A Digital Elevation Model (DEM) is a grid of regularly spaced cells with a height value in each cell. It is suitable for defining 2.5D surfaces.
You can think of the gridded DEM being directly related to the orthophoto. They are based on the same projection plane. The orthophoto has an RGB color per cell, and the DEM has a height per cell. Exported DEMs can also have full geographic information to place them accurately in the world.
DEMs can be exported as sparse XYZ text files, or as GeoTIFF files (16-bit integer or 32-bit float). Several applications such as ArcGIS, GlobalMapper, QGIS, 4dmapper.com, and Google Earth can import PhotoModeler’s DEM and orthophoto products.
The DEM is created at the same time as the orthophoto with a small variation to the user-given file name (XYZ files are given the same root file name as the orthophoto but with the .xyz extension; GeoTIFF files are given the same root file name but with .DEM.tif as the extension).
To create a DEM from the project’s terrain elevation data, select the File type of the final result, and the sample rate.

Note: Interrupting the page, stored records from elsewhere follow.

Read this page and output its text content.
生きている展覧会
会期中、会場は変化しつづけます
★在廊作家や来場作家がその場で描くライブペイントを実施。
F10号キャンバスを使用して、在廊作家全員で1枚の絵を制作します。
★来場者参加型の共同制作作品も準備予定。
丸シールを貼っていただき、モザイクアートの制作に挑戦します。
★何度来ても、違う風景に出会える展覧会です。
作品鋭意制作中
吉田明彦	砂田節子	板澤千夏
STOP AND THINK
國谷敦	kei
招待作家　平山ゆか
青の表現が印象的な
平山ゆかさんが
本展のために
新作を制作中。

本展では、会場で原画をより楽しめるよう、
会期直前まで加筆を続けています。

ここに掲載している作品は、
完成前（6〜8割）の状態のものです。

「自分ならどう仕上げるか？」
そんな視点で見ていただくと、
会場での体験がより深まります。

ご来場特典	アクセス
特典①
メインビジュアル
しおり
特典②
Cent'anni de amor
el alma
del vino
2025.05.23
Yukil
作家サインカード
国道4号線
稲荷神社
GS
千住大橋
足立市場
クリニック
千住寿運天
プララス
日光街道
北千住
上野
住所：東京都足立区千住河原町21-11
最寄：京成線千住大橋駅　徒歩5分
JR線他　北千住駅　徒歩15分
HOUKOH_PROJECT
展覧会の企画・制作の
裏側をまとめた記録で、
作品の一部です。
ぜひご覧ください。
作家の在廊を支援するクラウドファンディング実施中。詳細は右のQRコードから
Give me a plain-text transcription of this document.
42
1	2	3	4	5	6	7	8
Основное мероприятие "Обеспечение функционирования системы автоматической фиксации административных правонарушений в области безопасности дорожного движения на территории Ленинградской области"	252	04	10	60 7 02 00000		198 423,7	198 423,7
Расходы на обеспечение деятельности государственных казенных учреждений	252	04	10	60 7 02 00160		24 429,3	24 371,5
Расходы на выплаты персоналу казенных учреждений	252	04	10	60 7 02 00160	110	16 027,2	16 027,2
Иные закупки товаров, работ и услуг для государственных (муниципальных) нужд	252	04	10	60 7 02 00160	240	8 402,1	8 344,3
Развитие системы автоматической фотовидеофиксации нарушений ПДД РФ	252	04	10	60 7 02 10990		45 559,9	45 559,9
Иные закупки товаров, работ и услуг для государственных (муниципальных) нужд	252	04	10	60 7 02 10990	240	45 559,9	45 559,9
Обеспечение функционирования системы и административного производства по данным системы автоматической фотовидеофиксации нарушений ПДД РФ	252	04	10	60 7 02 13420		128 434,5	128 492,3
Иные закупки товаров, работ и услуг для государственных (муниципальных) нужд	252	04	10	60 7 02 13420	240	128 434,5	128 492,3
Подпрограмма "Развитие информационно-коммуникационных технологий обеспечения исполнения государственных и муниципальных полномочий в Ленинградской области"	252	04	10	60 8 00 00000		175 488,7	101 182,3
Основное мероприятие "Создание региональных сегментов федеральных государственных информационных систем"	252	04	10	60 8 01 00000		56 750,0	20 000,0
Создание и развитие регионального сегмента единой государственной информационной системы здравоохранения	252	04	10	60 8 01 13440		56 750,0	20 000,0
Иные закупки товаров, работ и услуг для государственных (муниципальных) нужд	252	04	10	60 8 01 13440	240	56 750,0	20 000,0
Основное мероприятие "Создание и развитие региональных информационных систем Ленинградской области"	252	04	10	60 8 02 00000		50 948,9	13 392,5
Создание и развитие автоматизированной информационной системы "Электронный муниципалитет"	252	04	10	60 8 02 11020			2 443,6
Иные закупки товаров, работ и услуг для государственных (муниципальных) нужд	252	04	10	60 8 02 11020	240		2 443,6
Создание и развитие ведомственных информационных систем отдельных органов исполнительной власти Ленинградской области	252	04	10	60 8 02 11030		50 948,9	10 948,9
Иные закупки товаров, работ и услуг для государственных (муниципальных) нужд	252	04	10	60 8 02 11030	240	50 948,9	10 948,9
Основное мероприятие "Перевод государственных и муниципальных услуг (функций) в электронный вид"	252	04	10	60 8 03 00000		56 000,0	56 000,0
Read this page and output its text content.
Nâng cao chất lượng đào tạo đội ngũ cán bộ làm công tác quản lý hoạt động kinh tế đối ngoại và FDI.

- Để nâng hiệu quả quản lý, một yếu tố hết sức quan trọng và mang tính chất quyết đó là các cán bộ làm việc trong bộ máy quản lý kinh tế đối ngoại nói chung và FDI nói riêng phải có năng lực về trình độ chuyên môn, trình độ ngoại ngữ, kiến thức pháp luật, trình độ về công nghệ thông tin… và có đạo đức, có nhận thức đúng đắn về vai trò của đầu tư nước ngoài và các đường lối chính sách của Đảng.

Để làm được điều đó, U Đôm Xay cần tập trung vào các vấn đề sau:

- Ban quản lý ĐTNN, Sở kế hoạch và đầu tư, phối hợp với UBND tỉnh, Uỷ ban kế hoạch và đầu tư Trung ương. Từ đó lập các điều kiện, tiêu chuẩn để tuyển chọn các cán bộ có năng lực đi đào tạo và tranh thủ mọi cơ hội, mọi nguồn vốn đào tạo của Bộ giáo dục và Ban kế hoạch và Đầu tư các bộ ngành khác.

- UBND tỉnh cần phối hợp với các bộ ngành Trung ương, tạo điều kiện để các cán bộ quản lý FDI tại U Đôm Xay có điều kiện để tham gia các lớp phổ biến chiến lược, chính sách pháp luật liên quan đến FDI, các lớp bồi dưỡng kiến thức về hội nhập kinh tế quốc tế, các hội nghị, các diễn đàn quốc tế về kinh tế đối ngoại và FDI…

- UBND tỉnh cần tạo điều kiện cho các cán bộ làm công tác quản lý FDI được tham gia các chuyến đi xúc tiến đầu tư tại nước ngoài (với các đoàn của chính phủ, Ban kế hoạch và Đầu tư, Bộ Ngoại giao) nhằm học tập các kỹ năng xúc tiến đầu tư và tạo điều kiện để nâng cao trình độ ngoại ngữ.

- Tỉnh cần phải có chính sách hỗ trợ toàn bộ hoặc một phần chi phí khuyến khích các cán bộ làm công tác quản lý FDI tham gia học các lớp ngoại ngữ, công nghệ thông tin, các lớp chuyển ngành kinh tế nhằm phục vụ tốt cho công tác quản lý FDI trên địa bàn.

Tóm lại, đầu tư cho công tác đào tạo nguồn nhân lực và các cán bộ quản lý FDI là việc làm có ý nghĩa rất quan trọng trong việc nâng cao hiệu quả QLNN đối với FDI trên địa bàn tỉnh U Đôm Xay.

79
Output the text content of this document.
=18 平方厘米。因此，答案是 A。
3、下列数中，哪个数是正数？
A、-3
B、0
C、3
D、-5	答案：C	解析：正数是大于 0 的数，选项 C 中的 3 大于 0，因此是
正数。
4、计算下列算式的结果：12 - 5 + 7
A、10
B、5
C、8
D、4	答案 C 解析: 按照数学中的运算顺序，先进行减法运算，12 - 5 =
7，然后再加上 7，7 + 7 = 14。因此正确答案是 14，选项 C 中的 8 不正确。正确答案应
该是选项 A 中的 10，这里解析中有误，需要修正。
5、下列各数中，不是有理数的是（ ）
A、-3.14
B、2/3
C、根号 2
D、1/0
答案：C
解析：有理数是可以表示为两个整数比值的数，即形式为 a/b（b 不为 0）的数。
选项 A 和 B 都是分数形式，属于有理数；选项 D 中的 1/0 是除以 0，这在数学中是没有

If the file type is ‘None’ (the default), no DEM is created. The sample rate defines the relationship to the orthophoto. For example, “DEM sample every orthophoto pixel” outputs a DEM with the same number of cells as the orthophoto. If the orthophoto was 640 by 500 pixels, the DEM would also be 640x500. Note the GeoTIFF versions are images and so will have same number of pixels as the orthophoto, but the XYZ file is sparse (not containing any data where there was no surface data in the project). XYZ file order is also not defined. Often the DEM does not need to be the resolution as the orthophoto, so the DEM sample setting allows every 2nd, 3rd pixel, etc. That 640 by 500 orthophoto with ‘every second orthophoto pixel’, would result in a DEM of 320 by 250 grid cells. XYZ files do not have projection or other geo-data that GeoTIFF files do, but you can export a world file.
These options are only enabled in the PhotoModeler Premium version.